How many hours did it take to get there? “A lot,” he chuckled. “It took us two and a half days.”

DMAT California 1 is the first team from California authorized as a level one team and can be activated by FEMA, which then decides when a disaster or pending disaster might require a team’s mobilization.

“It was apparent this was going to be huge, so DMAT teams from California, North Carolina, Minnesota, Ohio, Texas, and Alaska were activated and sent to Mississippi, Louisiana, and Alabama,” said Johnson. “On our team we had two doctors, a wound care specialist, four mobile intensive care nurses, two paramedics and the rest of us were EMTs.”

When his three-truck convoy first reached Mississippi the destruction was unnoticeable. “We didn’t really see any kind of artifacts of the storm until we got into Jackson, which is in the center of the state,” said Johnson. “Then we were seeing 70- and 80-foot tall pine trees snapped off 40 feet up. There are estimates of 90,000 square miles of what used to be towns that are now just garbage. It just can’t be described.”

When Johnson’s group reached Mississippi, it reported to Camp Shelby. Just a day or so earlier the hurricane went directly over the camp. “I wasn’t there for it, but my teammates who were said it sounded like a jet engine with debris banging off everything.” An old, beat-up World War II Army base normally used to house the Mississippi National Guard, Camp Shelby served as a temporary home until Sept. 1, when CA-1 was detailed to Biloxi High School.

“Calling it comfortable would be an exaggeration,” said Johnson. “It was hot and muggy with no air conditioning and no power. The only power there was generator-powered and that was noisy.”

Of course, who had time to really sleep? Like most of those assisting, DMAT California 1 was going 24/7 in split shifts. Johnson’s team reported to the shelter at nearby Biloxi High School and within the first 30 minutes there were 1,900 people in either dire medical need or in need of shelter.

“Within 30 minutes of us getting there we had a critical care surgery set up, an urgent care clinic set up, a pharmacy and a triage intake and we began treating patients,” said Johnson, stating that the facility handled more than 500 patients on a daily basis.

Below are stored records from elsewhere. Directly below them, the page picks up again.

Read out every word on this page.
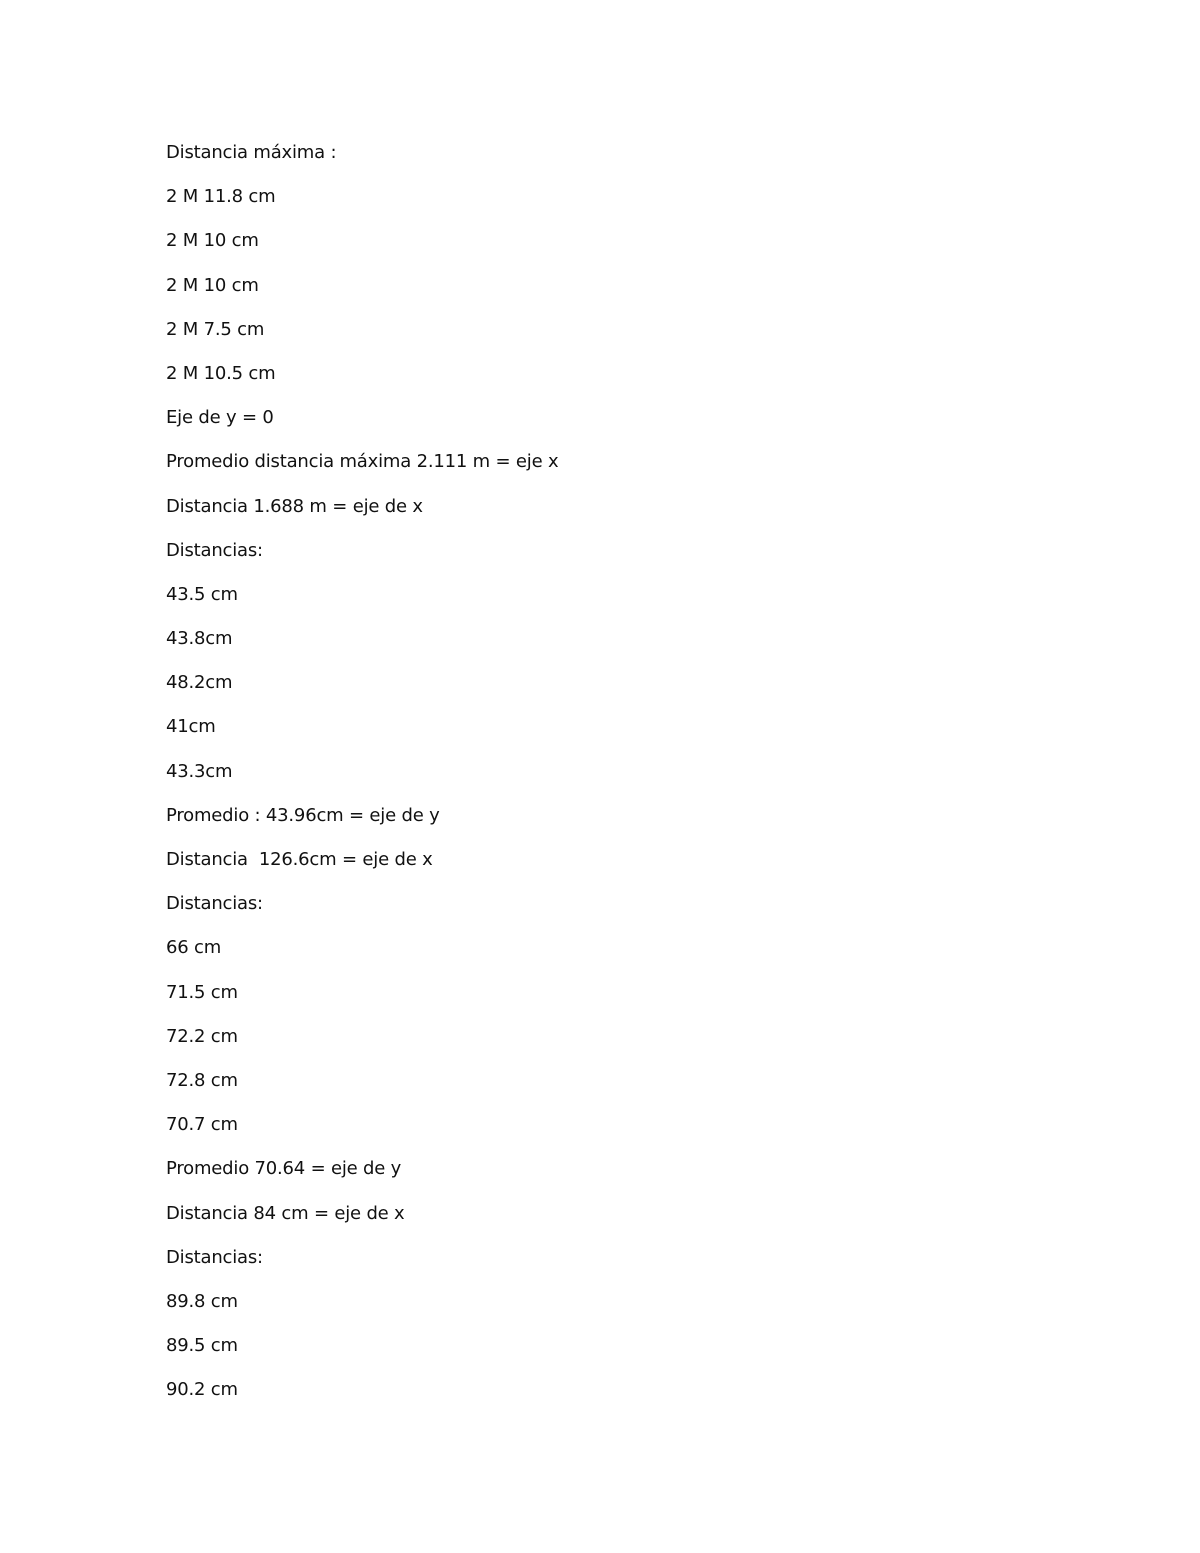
Distancia máxima :
2 M 11.8 cm
2 M 10 cm
2 M 10 cm
2 M 7.5 cm
2 M 10.5 cm
Eje de y = 0
Promedio distancia máxima 2.111 m = eje x
Distancia 1.688 m = eje de x
Distancias:
43.5 cm
43.8cm
48.2cm
41cm
43.3cm
Promedio : 43.96cm = eje de y
Distancia  126.6cm = eje de x
Distancias:
66 cm
71.5 cm
72.2 cm
72.8 cm
70.7 cm
Promedio 70.64 = eje de y
Distancia 84 cm = eje de x
Distancias:
89.8 cm
89.5 cm
90.2 cm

Also, he pointed out that Biloxi High School is brand new and was built specifically to serve as a shelter in case of a disaster.

“Biloxi High School is just 18 months old and it has a million-dollar football field,” said Johnson, noting it was used as a landing pad for helicopters over some objection from local law officials. “The eye of the hurricane just missed it, but it sustained winds of over 160-170 miles an hour and it was fine mainly because it was designed as a shelter.”

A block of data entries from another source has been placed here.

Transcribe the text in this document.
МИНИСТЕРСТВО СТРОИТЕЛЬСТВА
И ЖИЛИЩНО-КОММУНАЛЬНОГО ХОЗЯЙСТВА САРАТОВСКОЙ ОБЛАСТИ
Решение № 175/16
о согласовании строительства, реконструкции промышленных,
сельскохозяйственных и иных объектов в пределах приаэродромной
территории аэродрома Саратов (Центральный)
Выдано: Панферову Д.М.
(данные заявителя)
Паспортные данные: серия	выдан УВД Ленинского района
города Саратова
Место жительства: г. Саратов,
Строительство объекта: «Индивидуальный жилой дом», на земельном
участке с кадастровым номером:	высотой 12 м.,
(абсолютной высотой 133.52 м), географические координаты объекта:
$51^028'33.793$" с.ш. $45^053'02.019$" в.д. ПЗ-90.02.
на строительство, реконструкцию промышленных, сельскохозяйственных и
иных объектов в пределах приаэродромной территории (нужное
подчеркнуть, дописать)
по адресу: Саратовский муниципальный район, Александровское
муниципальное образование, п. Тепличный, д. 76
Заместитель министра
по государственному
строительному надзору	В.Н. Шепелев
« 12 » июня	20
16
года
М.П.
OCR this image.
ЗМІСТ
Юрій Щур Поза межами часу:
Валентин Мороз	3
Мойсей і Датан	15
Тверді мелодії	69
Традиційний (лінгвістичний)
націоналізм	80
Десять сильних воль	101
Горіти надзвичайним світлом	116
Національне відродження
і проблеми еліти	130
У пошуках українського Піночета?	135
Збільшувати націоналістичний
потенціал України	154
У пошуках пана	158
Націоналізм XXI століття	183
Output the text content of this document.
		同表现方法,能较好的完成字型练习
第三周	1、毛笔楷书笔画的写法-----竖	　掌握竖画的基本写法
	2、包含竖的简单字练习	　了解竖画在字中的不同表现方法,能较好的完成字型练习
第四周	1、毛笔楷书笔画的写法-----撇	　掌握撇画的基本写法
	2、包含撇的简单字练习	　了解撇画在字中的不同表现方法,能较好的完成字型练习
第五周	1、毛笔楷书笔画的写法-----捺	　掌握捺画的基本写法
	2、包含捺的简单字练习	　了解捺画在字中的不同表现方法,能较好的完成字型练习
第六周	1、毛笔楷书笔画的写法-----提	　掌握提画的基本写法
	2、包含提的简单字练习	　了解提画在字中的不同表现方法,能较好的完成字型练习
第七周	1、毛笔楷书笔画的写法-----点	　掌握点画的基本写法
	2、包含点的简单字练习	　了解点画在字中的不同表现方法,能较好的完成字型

Also early upon DMAT California 1’s arrival, it did a needs assessment as to what supplies were lacking. What they found was needed most was ice and diapers.

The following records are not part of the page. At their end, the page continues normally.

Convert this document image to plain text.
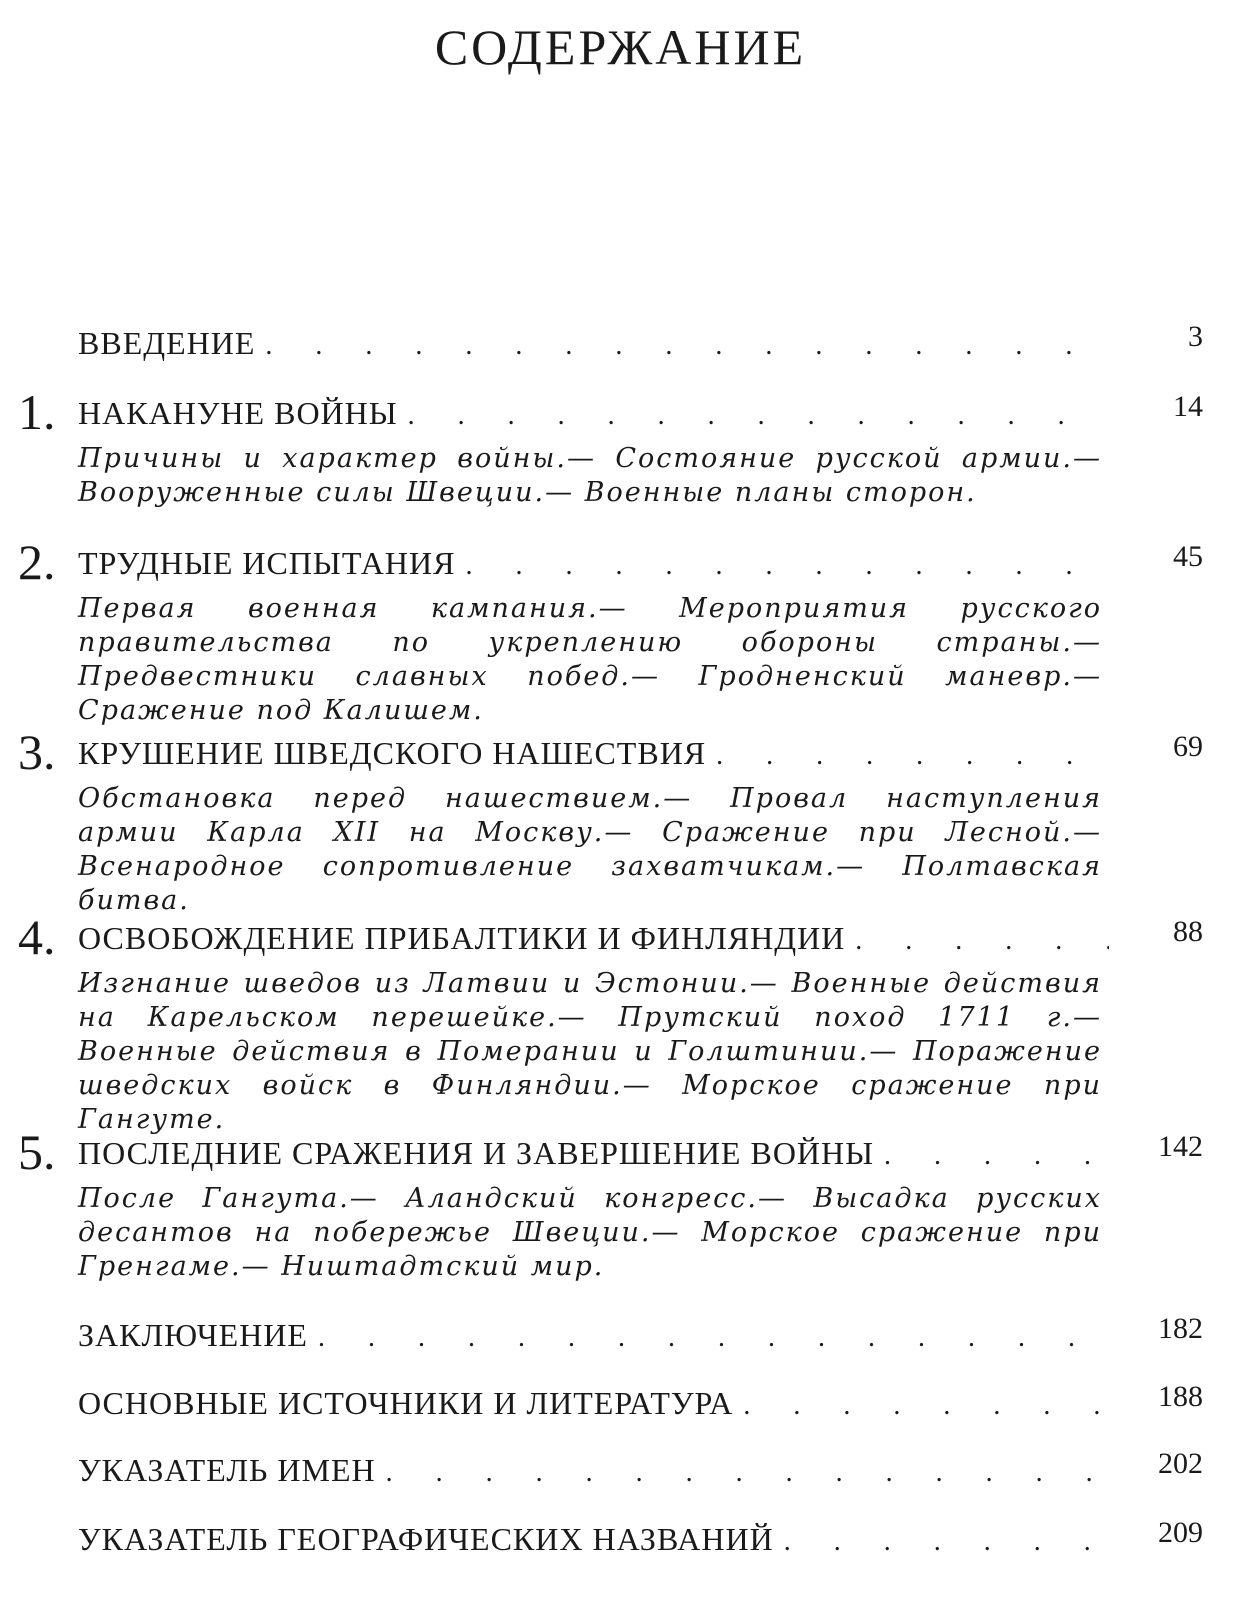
СОДЕРЖАНИЕ
ВВЕДЕНИЕ . . .	3
1. НАКАНУНЕ ВОЙНЫ . . .	14
Причины и характер войны.— Состояние русской армии.— Вооруженные силы Швеции.— Военные планы сторон.
2. ТРУДНЫЕ ИСПЫТАНИЯ . . .	45
Первая военная кампания.— Мероприятия русского правительства по укреплению обороны страны.— Предвестники славных побед.— Гродненский маневр.— Сражение под Калишем.
3. КРУШЕНИЕ ШВЕДСКОГО НАШЕСТВИЯ . . .	69
Обстановка перед нашествием.— Провал наступления армии Карла XII на Москву.— Сражение при Лесной.— Всенародное сопротивление захватчикам.— Полтавская битва.
4. ОСВОБОЖДЕНИЕ ПРИБАЛТИКИ И ФИНЛЯНДИИ . . .	88
Изгнание шведов из Латвии и Эстонии.— Военные действия на Карельском перешейке.— Прутский поход 1711 г.— Военные действия в Померании и Голштинии.— Поражение шведских войск в Финляндии.— Морское сражение при Гангуте.
5. ПОСЛЕДНИЕ СРАЖЕНИЯ И ЗАВЕРШЕНИЕ ВОЙНЫ . . .	142
После Гангута.— Аландский конгресс.— Высадка русских десантов на побережье Швеции.— Морское сражение при Гренгаме.— Ништадтский мир.
ЗАКЛЮЧЕНИЕ . . .	182
ОСНОВНЫЕ ИСТОЧНИКИ И ЛИТЕРАТУРА . . .	188
УКАЗАТЕЛЬ ИМЕН . . .	202
УКАЗАТЕЛЬ ГЕОГРАФИЧЕСКИХ НАЗВАНИЙ . . .	209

“The problem making your needs known is if you don’t follow it up with the message, ‘we’ve got enough.’” said Johnson, relaying the story of an individual from Oregon who somehow heard the request, went out to the stores, bought diapers and bottled water, threw it on a pickup truck and drove straight through.
“We’re all dead tired and about to go to sleep when this guy shows up at about 11 o’clock at night. Are you going to tell that guy to come back in the morning? No, you’re going unload it and you are going to thank him for it and that’s what we did. But at that point we already had more than we needed.”

Does this experience make him better prepared in his everyday job in Safety and Risk Management as well as his position as a key member of the university’s Emergency Operations Center?

“Definitely, because I got a chance to see what worked and what didn’t work for the largest national disaster the United States has ever seen,” he said. “You can never be prepared enough, but nobody could have been prepared for this. We made some mistakes and in some instances we worked a lot longer and a lot harder than we needed to, but overall it was a learning experience I will never forget.”